Он учился по ускоренной программе иезуитов из Университета Лойола-Мэримаунт в хорошей школе, до которой было приличное расстояние от Уэствуда. Но хотя поездки в школу и обратно были небезопасными, тот факт, что Мартин Миллс получил начальное образование там же, где учились и студенты университета, оказал серьезное влияние на мальчика. В соответствии с экспериментальным обучением детей раннего возраста – спустя несколько лет эта программа была закрыта – даже стулья в классах были взрослых размеров, и классные помещения не были увешаны детскими карандашными рисунками или картинками животных с соответствующими буквами алфавита. В мужском туалете этим одаренным детям, малорослым мальчикам, приходилось вставать на стул, чтобы пописать, – в те дни еще не было писсуаров на высоте сиденья инвалидной коляски. Таким образом, благодаря высоко расположенным писсуарам и классам с голыми стенами эти особые дети как бы получали возможность перескочить через свое детство. Но если классные комнаты и писсуары и говорили о серьезности задуманного дела, они были отмечены той же самой бездушной обезличенностью, что и многочисленные спальни в жизни юного Мартина.

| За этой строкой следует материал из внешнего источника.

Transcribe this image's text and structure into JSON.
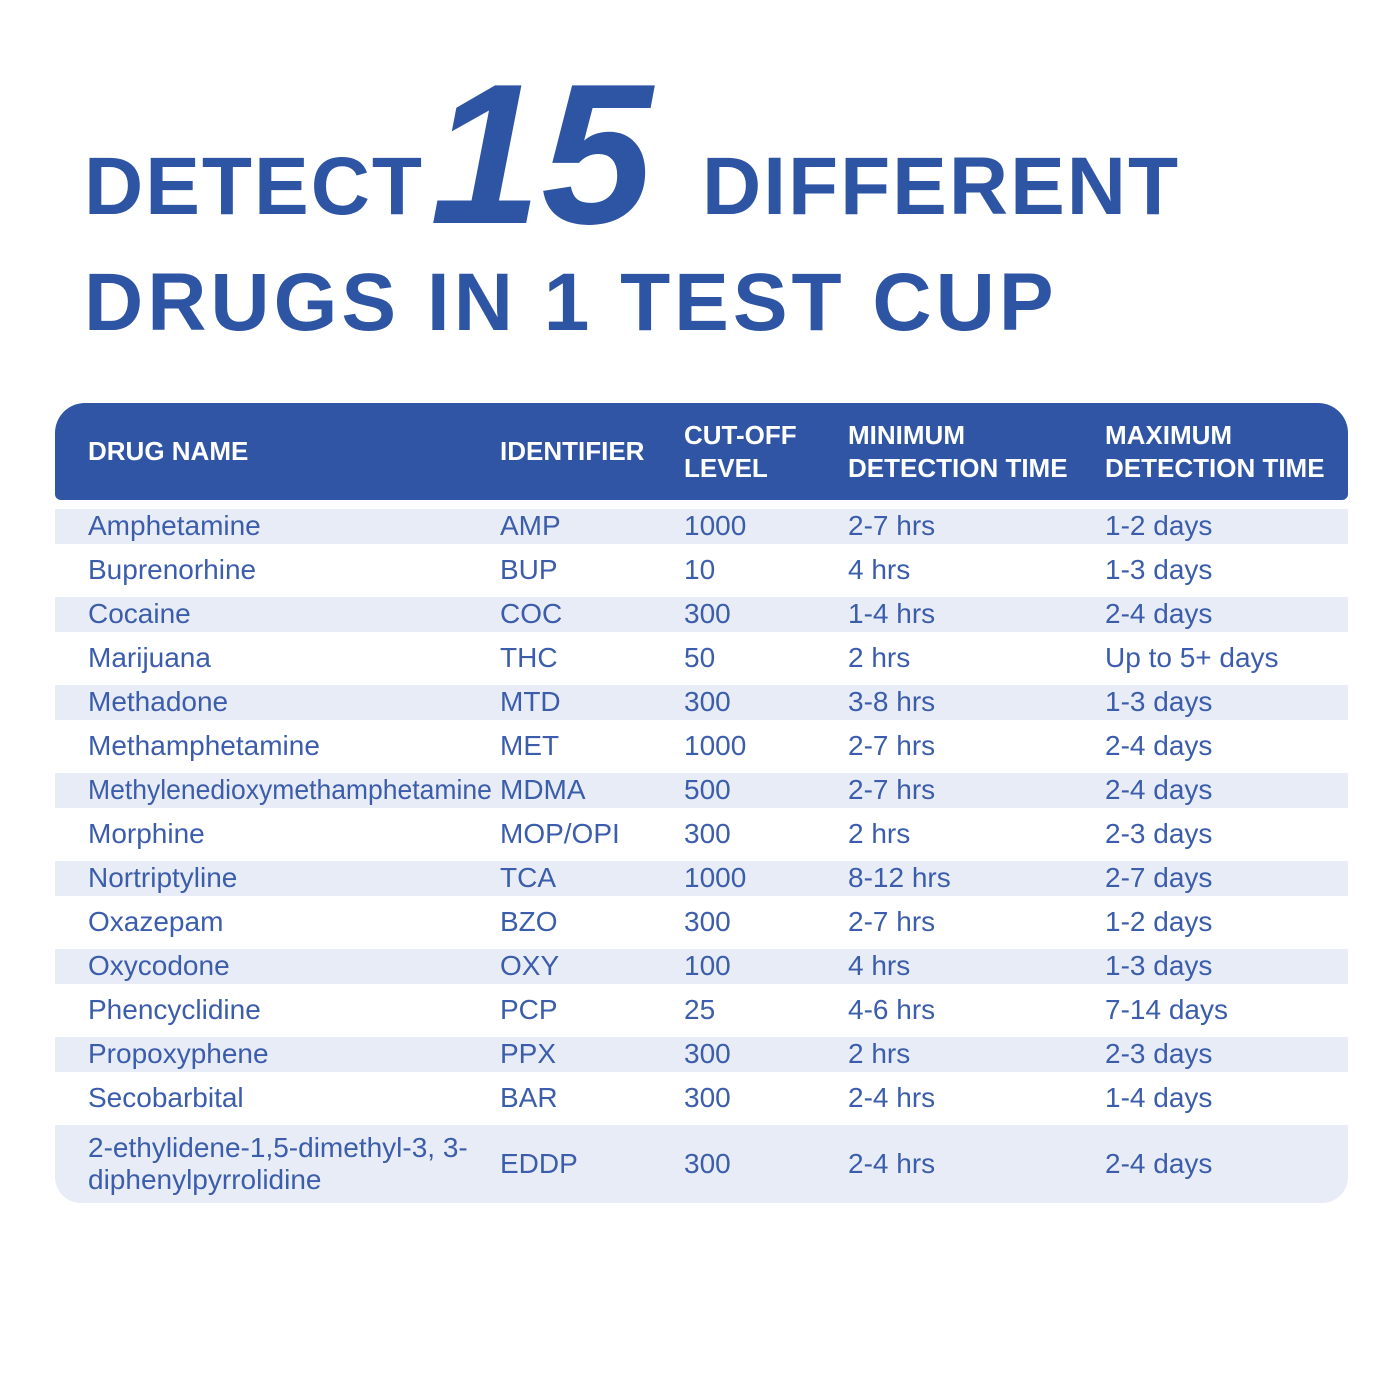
{
  "title": {
    "detect": "DETECT",
    "number": "15",
    "different": "DIFFERENT",
    "line2": "DRUGS IN 1 TEST CUP"
  },
  "colors": {
    "accent_blue": "#2e54a4",
    "header_bg": "#2f55a4",
    "header_text": "#ffffff",
    "row_shade": "#e8ecf6",
    "cell_text": "#3b5dab",
    "background": "#ffffff"
  },
  "table": {
    "headers": [
      "DRUG NAME",
      "IDENTIFIER",
      "CUT-OFF LEVEL",
      "MINIMUM DETECTION TIME",
      "MAXIMUM DETECTION TIME"
    ],
    "rows": [
      {
        "drug": "Amphetamine",
        "identifier": "AMP",
        "cutoff": "1000",
        "min": "2-7 hrs",
        "max": "1-2 days"
      },
      {
        "drug": "Buprenorhine",
        "identifier": "BUP",
        "cutoff": "10",
        "min": "4 hrs",
        "max": "1-3 days"
      },
      {
        "drug": "Cocaine",
        "identifier": "COC",
        "cutoff": "300",
        "min": "1-4 hrs",
        "max": "2-4 days"
      },
      {
        "drug": "Marijuana",
        "identifier": "THC",
        "cutoff": "50",
        "min": "2 hrs",
        "max": "Up to 5+ days"
      },
      {
        "drug": "Methadone",
        "identifier": "MTD",
        "cutoff": "300",
        "min": "3-8 hrs",
        "max": "1-3 days"
      },
      {
        "drug": "Methamphetamine",
        "identifier": "MET",
        "cutoff": "1000",
        "min": "2-7 hrs",
        "max": "2-4 days"
      },
      {
        "drug": "Methylenedioxymethamphetamine",
        "identifier": "MDMA",
        "cutoff": "500",
        "min": "2-7 hrs",
        "max": "2-4 days"
      },
      {
        "drug": "Morphine",
        "identifier": "MOP/OPI",
        "cutoff": "300",
        "min": "2 hrs",
        "max": "2-3 days"
      },
      {
        "drug": "Nortriptyline",
        "identifier": "TCA",
        "cutoff": "1000",
        "min": "8-12 hrs",
        "max": "2-7 days"
      },
      {
        "drug": "Oxazepam",
        "identifier": "BZO",
        "cutoff": "300",
        "min": "2-7 hrs",
        "max": "1-2 days"
      },
      {
        "drug": "Oxycodone",
        "identifier": "OXY",
        "cutoff": "100",
        "min": "4 hrs",
        "max": "1-3 days"
      },
      {
        "drug": "Phencyclidine",
        "identifier": "PCP",
        "cutoff": "25",
        "min": "4-6 hrs",
        "max": "7-14 days"
      },
      {
        "drug": "Propoxyphene",
        "identifier": "PPX",
        "cutoff": "300",
        "min": "2 hrs",
        "max": "2-3 days"
      },
      {
        "drug": "Secobarbital",
        "identifier": "BAR",
        "cutoff": "300",
        "min": "2-4 hrs",
        "max": "1-4 days"
      },
      {
        "drug": "2-ethylidene-1,5-dimethyl-3, 3-diphenylpyrrolidine",
        "identifier": "EDDP",
        "cutoff": "300",
        "min": "2-4 hrs",
        "max": "2-4 days"
      }
    ]
  }
}
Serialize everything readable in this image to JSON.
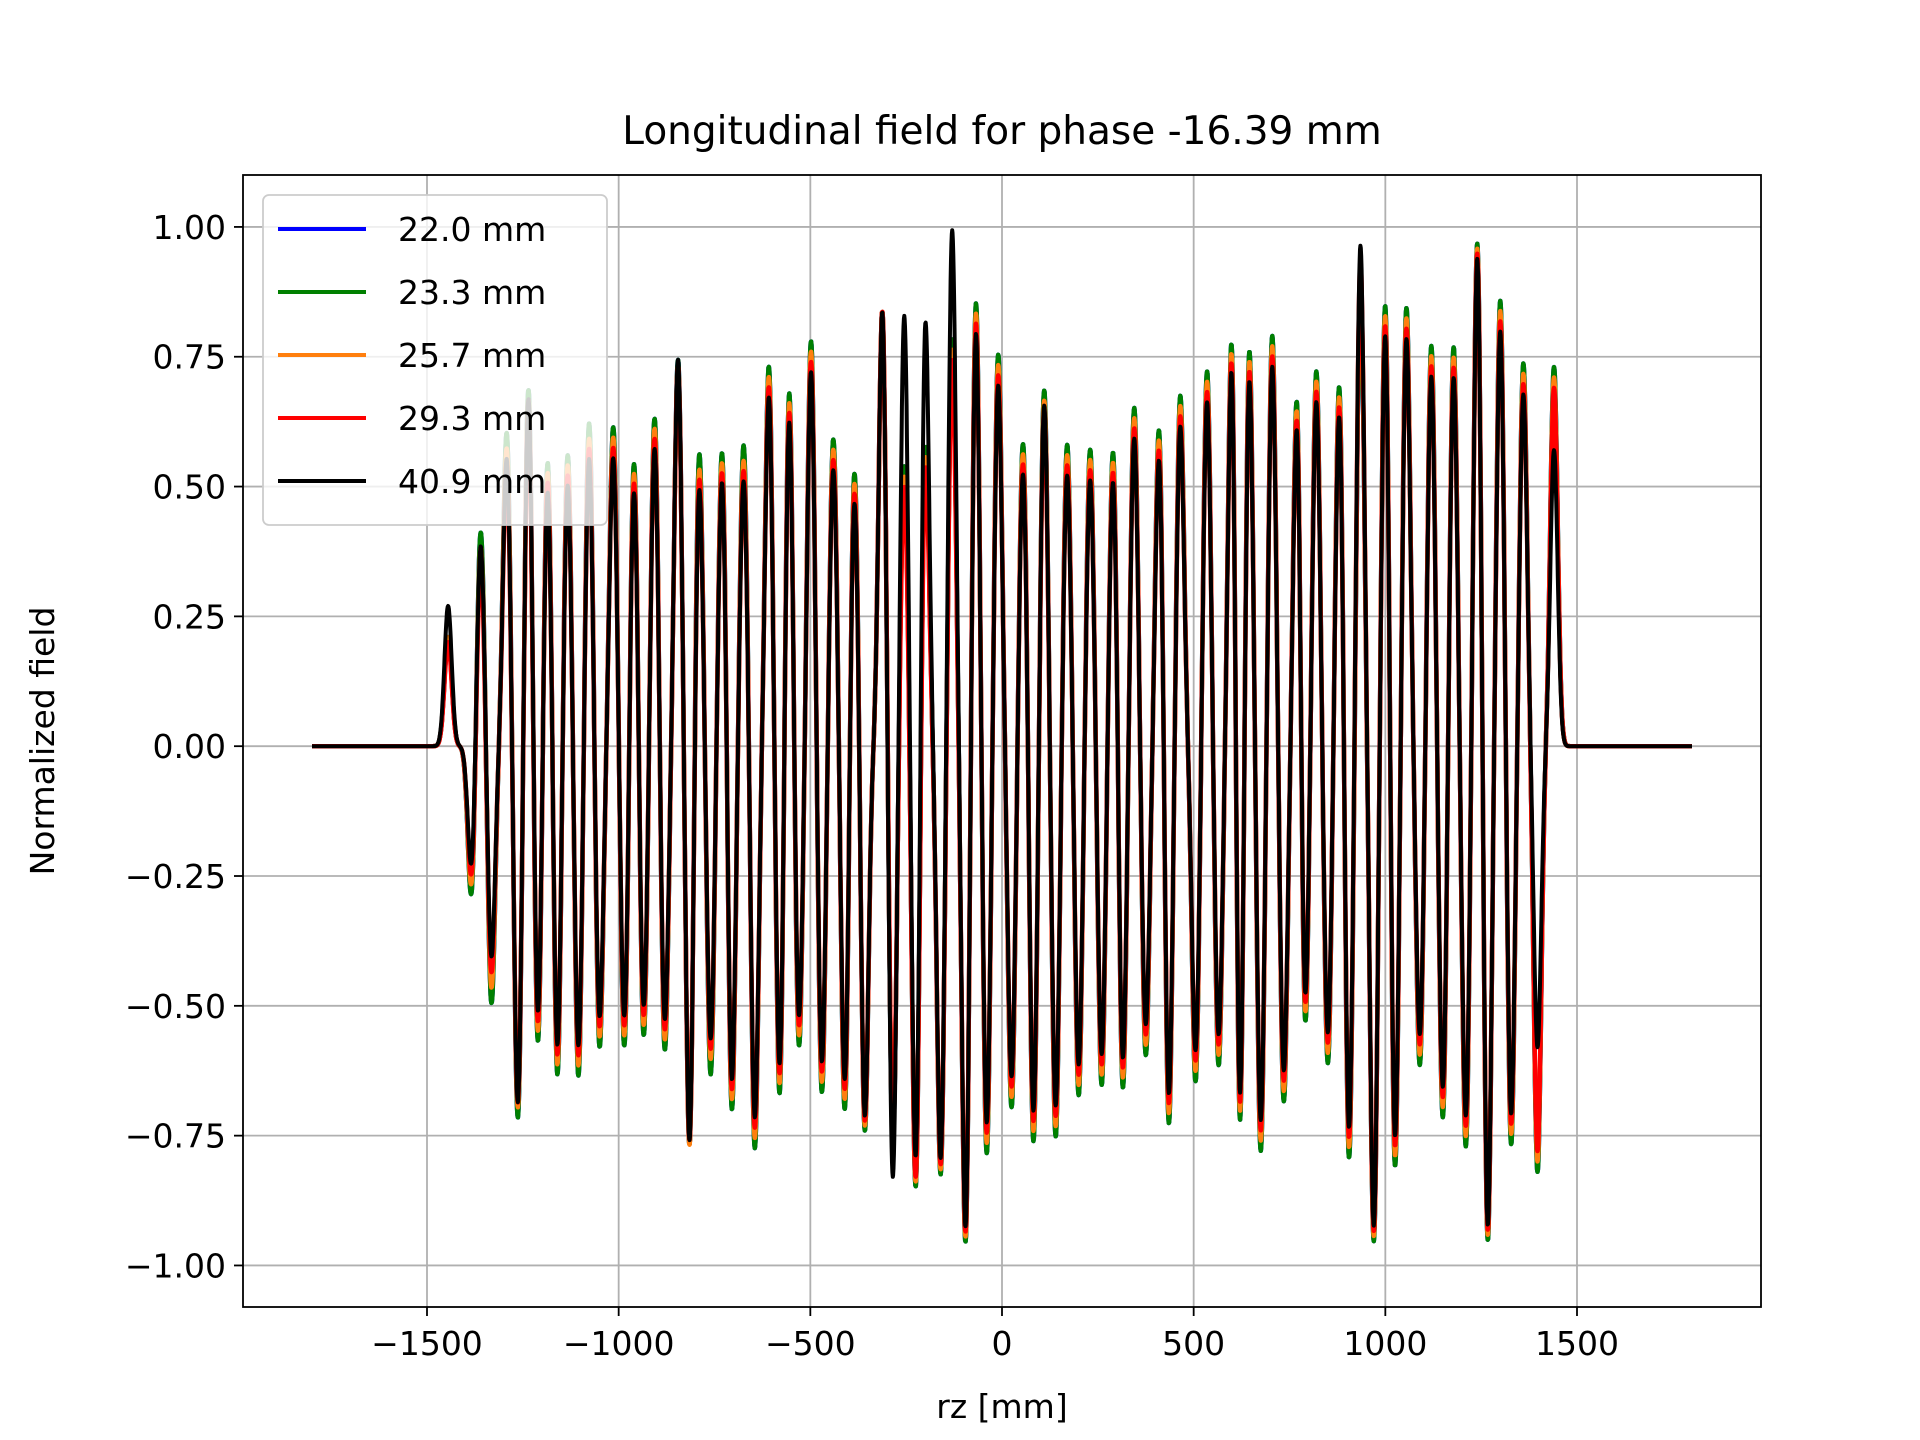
{
  "chart_data": {
    "type": "line",
    "title": "Longitudinal field for phase -16.39 mm",
    "xlabel": "rz [mm]",
    "ylabel": "Normalized field",
    "xlim": [
      -1980,
      1980
    ],
    "ylim": [
      -1.08,
      1.1
    ],
    "xticks": [
      -1500,
      -1000,
      -500,
      0,
      500,
      1000,
      1500
    ],
    "xtick_labels": [
      "−1500",
      "−1000",
      "−500",
      "0",
      "500",
      "1000",
      "1500"
    ],
    "yticks": [
      1.0,
      0.75,
      0.5,
      0.25,
      0.0,
      -0.25,
      -0.5,
      -0.75,
      -1.0
    ],
    "ytick_labels": [
      "1.00",
      "0.75",
      "0.50",
      "0.25",
      "0.00",
      "−0.25",
      "−0.50",
      "−0.75",
      "−1.00"
    ],
    "grid": true,
    "legend_position": "top-left",
    "x_range": [
      -1800,
      1800
    ],
    "pulse_centers": [
      -1445,
      -1384,
      -1360,
      -1332,
      -1292,
      -1263,
      -1235,
      -1211,
      -1185,
      -1160,
      -1133,
      -1105,
      -1077,
      -1050,
      -1014,
      -985,
      -960,
      -935,
      -906,
      -880,
      -845,
      -815,
      -790,
      -760,
      -730,
      -705,
      -674,
      -645,
      -608,
      -580,
      -555,
      -530,
      -498,
      -470,
      -440,
      -410,
      -385,
      -358,
      -312,
      -285,
      -255,
      -225,
      -200,
      -160,
      -130,
      -95,
      -68,
      -40,
      -10,
      25,
      55,
      82,
      110,
      140,
      170,
      200,
      230,
      260,
      290,
      315,
      345,
      375,
      410,
      435,
      465,
      505,
      535,
      565,
      600,
      620,
      645,
      675,
      705,
      735,
      770,
      790,
      820,
      850,
      880,
      905,
      935,
      970,
      1000,
      1025,
      1055,
      1090,
      1120,
      1150,
      1178,
      1210,
      1240,
      1267,
      1300,
      1328,
      1360,
      1397,
      1440
    ],
    "series": [
      {
        "name": "22.0 mm",
        "color": "#0000ff",
        "peaks": [
          0.21,
          -0.3,
          0.43,
          -0.5,
          0.61,
          -0.73,
          0.72,
          -0.61,
          0.58,
          -0.66,
          0.58,
          -0.65,
          0.64,
          -0.59,
          0.62,
          -0.6,
          0.58,
          -0.58,
          0.65,
          -0.6,
          0.75,
          -0.79,
          0.59,
          -0.64,
          0.59,
          -0.72,
          0.59,
          -0.78,
          0.74,
          -0.7,
          0.72,
          -0.6,
          0.79,
          -0.68,
          0.6,
          -0.72,
          0.56,
          -0.75,
          0.85,
          -0.78,
          0.55,
          -0.87,
          0.6,
          -0.83,
          0.79,
          -0.97,
          0.88,
          -0.8,
          0.76,
          -0.7,
          0.6,
          -0.78,
          0.7,
          -0.76,
          0.59,
          -0.68,
          0.58,
          -0.66,
          0.59,
          -0.68,
          0.66,
          -0.6,
          0.63,
          -0.75,
          0.68,
          -0.65,
          0.73,
          -0.62,
          0.85,
          -0.83,
          0.79,
          -0.79,
          0.8,
          -0.69,
          0.72,
          -0.6,
          0.73,
          -0.62,
          0.72,
          -0.82,
          0.88,
          -0.96,
          0.88,
          -0.84,
          0.85,
          -0.62,
          0.78,
          -0.73,
          0.78,
          -0.78,
          0.99,
          -0.97,
          0.87,
          -0.78,
          0.74,
          -0.82,
          0.73
        ]
      },
      {
        "name": "23.3 mm",
        "color": "#008000",
        "peaks": [
          0.21,
          -0.3,
          0.43,
          -0.5,
          0.61,
          -0.73,
          0.72,
          -0.61,
          0.58,
          -0.66,
          0.58,
          -0.65,
          0.64,
          -0.59,
          0.62,
          -0.6,
          0.58,
          -0.58,
          0.65,
          -0.6,
          0.75,
          -0.79,
          0.59,
          -0.64,
          0.59,
          -0.72,
          0.59,
          -0.78,
          0.74,
          -0.7,
          0.72,
          -0.6,
          0.79,
          -0.68,
          0.6,
          -0.72,
          0.56,
          -0.75,
          0.85,
          -0.78,
          0.55,
          -0.87,
          0.6,
          -0.83,
          0.79,
          -0.97,
          0.88,
          -0.8,
          0.76,
          -0.7,
          0.6,
          -0.78,
          0.7,
          -0.76,
          0.59,
          -0.68,
          0.58,
          -0.66,
          0.59,
          -0.68,
          0.66,
          -0.6,
          0.63,
          -0.75,
          0.68,
          -0.65,
          0.73,
          -0.62,
          0.85,
          -0.83,
          0.79,
          -0.79,
          0.8,
          -0.69,
          0.72,
          -0.6,
          0.73,
          -0.62,
          0.72,
          -0.82,
          0.88,
          -0.96,
          0.88,
          -0.84,
          0.85,
          -0.62,
          0.78,
          -0.73,
          0.78,
          -0.78,
          0.99,
          -0.97,
          0.87,
          -0.78,
          0.74,
          -0.82,
          0.73
        ]
      },
      {
        "name": "25.7 mm",
        "color": "#ff7f0e",
        "peaks": [
          0.21,
          -0.28,
          0.4,
          -0.47,
          0.58,
          -0.71,
          0.7,
          -0.59,
          0.56,
          -0.64,
          0.56,
          -0.63,
          0.61,
          -0.57,
          0.6,
          -0.58,
          0.56,
          -0.56,
          0.63,
          -0.58,
          0.74,
          -0.79,
          0.56,
          -0.61,
          0.57,
          -0.7,
          0.56,
          -0.76,
          0.72,
          -0.68,
          0.7,
          -0.58,
          0.77,
          -0.66,
          0.58,
          -0.7,
          0.54,
          -0.74,
          0.85,
          -0.77,
          0.53,
          -0.86,
          0.58,
          -0.82,
          0.77,
          -0.96,
          0.86,
          -0.78,
          0.74,
          -0.68,
          0.58,
          -0.76,
          0.68,
          -0.74,
          0.57,
          -0.66,
          0.56,
          -0.64,
          0.57,
          -0.66,
          0.64,
          -0.58,
          0.61,
          -0.73,
          0.66,
          -0.63,
          0.71,
          -0.6,
          0.83,
          -0.81,
          0.77,
          -0.77,
          0.78,
          -0.67,
          0.7,
          -0.58,
          0.71,
          -0.6,
          0.7,
          -0.8,
          0.92,
          -0.95,
          0.86,
          -0.82,
          0.83,
          -0.6,
          0.76,
          -0.71,
          0.76,
          -0.76,
          0.98,
          -0.96,
          0.85,
          -0.76,
          0.72,
          -0.8,
          0.71
        ]
      },
      {
        "name": "29.3 mm",
        "color": "#ff0000",
        "peaks": [
          0.2,
          -0.26,
          0.37,
          -0.44,
          0.55,
          -0.7,
          0.68,
          -0.57,
          0.54,
          -0.62,
          0.54,
          -0.61,
          0.59,
          -0.55,
          0.58,
          -0.56,
          0.54,
          -0.54,
          0.61,
          -0.56,
          0.74,
          -0.78,
          0.54,
          -0.59,
          0.55,
          -0.68,
          0.54,
          -0.74,
          0.7,
          -0.66,
          0.68,
          -0.56,
          0.75,
          -0.64,
          0.56,
          -0.68,
          0.52,
          -0.73,
          0.85,
          -0.77,
          0.51,
          -0.85,
          0.56,
          -0.81,
          0.75,
          -0.95,
          0.84,
          -0.76,
          0.72,
          -0.66,
          0.56,
          -0.74,
          0.66,
          -0.72,
          0.55,
          -0.64,
          0.54,
          -0.62,
          0.55,
          -0.64,
          0.62,
          -0.56,
          0.59,
          -0.71,
          0.64,
          -0.61,
          0.69,
          -0.58,
          0.81,
          -0.79,
          0.75,
          -0.75,
          0.76,
          -0.65,
          0.68,
          -0.56,
          0.69,
          -0.58,
          0.68,
          -0.78,
          0.94,
          -0.94,
          0.84,
          -0.8,
          0.81,
          -0.58,
          0.74,
          -0.69,
          0.74,
          -0.74,
          0.97,
          -0.95,
          0.83,
          -0.74,
          0.7,
          -0.78,
          0.69
        ]
      },
      {
        "name": "40.9 mm",
        "color": "#000000",
        "peaks": [
          0.27,
          -0.24,
          0.4,
          -0.41,
          0.56,
          -0.7,
          0.7,
          -0.55,
          0.52,
          -0.6,
          0.52,
          -0.59,
          0.57,
          -0.53,
          0.56,
          -0.54,
          0.52,
          -0.52,
          0.59,
          -0.54,
          0.75,
          -0.78,
          0.52,
          -0.57,
          0.53,
          -0.66,
          0.52,
          -0.72,
          0.68,
          -0.64,
          0.66,
          -0.54,
          0.73,
          -0.62,
          0.54,
          -0.66,
          0.5,
          -0.72,
          0.85,
          -0.85,
          0.84,
          -0.82,
          0.84,
          -0.8,
          1.0,
          -0.94,
          0.82,
          -0.74,
          0.7,
          -0.64,
          0.54,
          -0.72,
          0.67,
          -0.7,
          0.53,
          -0.62,
          0.52,
          -0.6,
          0.53,
          -0.62,
          0.6,
          -0.54,
          0.57,
          -0.69,
          0.62,
          -0.59,
          0.67,
          -0.56,
          0.79,
          -0.77,
          0.73,
          -0.73,
          0.74,
          -0.63,
          0.66,
          -0.54,
          0.67,
          -0.56,
          0.66,
          -0.76,
          0.97,
          -0.93,
          0.82,
          -0.78,
          0.79,
          -0.56,
          0.72,
          -0.67,
          0.72,
          -0.72,
          0.96,
          -0.94,
          0.81,
          -0.72,
          0.68,
          -0.58,
          0.57
        ]
      }
    ]
  }
}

Всякий раз, когда дом в Уэствуде сдавался в аренду, Дэнни и Вера лишались услуг университетской няни. Тогда водителем назначался Дэнни, который из каких-то незнакомых районов города на всех спиртных парах доставлял Мартина Миллса к его ускоренному образованию в Университете Лойола-Мэримаунт. Ездить на машине с Дэнни из Уэствуда и обратно было не менее опасно, чем с университетской няней. Рано утром Дэнни бывал с похмелья, если уже снова не успел нагрузиться, и к тому времени, когда Мартина надо было забирать из школы, Дэнни снова начинал прикладываться к бутылке. Что касается Веры, она не водила машину. Бывшая Гермиона Роузен никогда не училась водить машину, в чем не было ничего необычного для тех, чья юность прошла в Бруклине или на Манхэттене. Ее отец, продюсер Гарольд Роузен, также никогда не умел водить; он часто вызывал для поездок лимузин, и был период, когда в течение нескольких месяцев Дэнни Миллс был лишен водительских прав за вождение в нетрезвом виде и Гарольд посылал лимузин, чтобы отвозить Мартина Миллса в школу.
С другой стороны, дядя Веры, режиссер Гордон Хэтэвей, гонял по дорогам как сумасшедший, и его тяга к большим скоростям в сочетании с постоянно фиолетовыми ушами (разной степени глухоты) приводила к тому, что его периодически на какое-то время лишали водительских прав. Гордон никогда не уступал ни пожарным машинам, ни машинам «скорой помощи», ни полицейским машинам; сам он никогда не пользовался звуковым сигналом, поскольку не слышал его, и не обращал никакого внимания на предупреждающие звуковые сигналы, которые ему подавали из других транспортных средств. Он встретится со своим Создателем на скоростной трассе Санта-Моника, где врежется сзади в грузовой автомобиль с фургоном, полным серфов. Гордон был мгновенно убит доской для серфинга; может, она вылетела из багажника, закрепленного на крыше, или из открывшейся задней двери фургона, – так или иначе, доска пробила лобовое стекло в машине Гордона. В результате на всех четырех полосах скоростной трассы – в обоих направлениях – произошли столкновения с участием восьми автомобилей и одного мотоцикла; однако погиб только Гордон. Наверняка у режиссера были одна или две секунды, чтобы увидеть приближение собственной смерти, но на поминках его знаменитая сестра С. М., которая одновременно была женой Гарольда Роузена и матерью Веры, отметила, что глухота Гордона, по крайней мере, избавила его от
Тем не менее Мартин Миллс остался жив после беспокойных поездок к своему продвинутому образованию в Лойола-Мэримаунте. Что его преследовало, так это спальни – их чуждость, ощущение неприкаянности, которое они вызывали. В самый разгар распродаж Дэнни сгоряча купил дом в Уэствуде на деньги, полученные за три договорных сценария; к сожалению, когда он получил гонорар, сценарии еще не были написаны – ни один фильм по ним не будет запущен в производство. Тогда, как и всегда, было много дополнительной возни из-за незаконченной работы. Дэнни пришлось сдать в аренду дом. Это угнетало его; он пил, чтобы заглушить отвращение к себе. Это также вынуждало его жить в чужих домах – как правило, в домах продюсеров, или режиссеров, или актеров, которым Дэнни задолжал обещанный сценарий. Не в силах быть свидетелями сцен из жизни писателя-бедолаги и общаться с ним, эти филантропы покидали свои дома, сбегая в Нью-Йорк или в Европу. Иногда, как позже узнавал Мартин Миллс, с кем-нибудь из них убегала и Вера.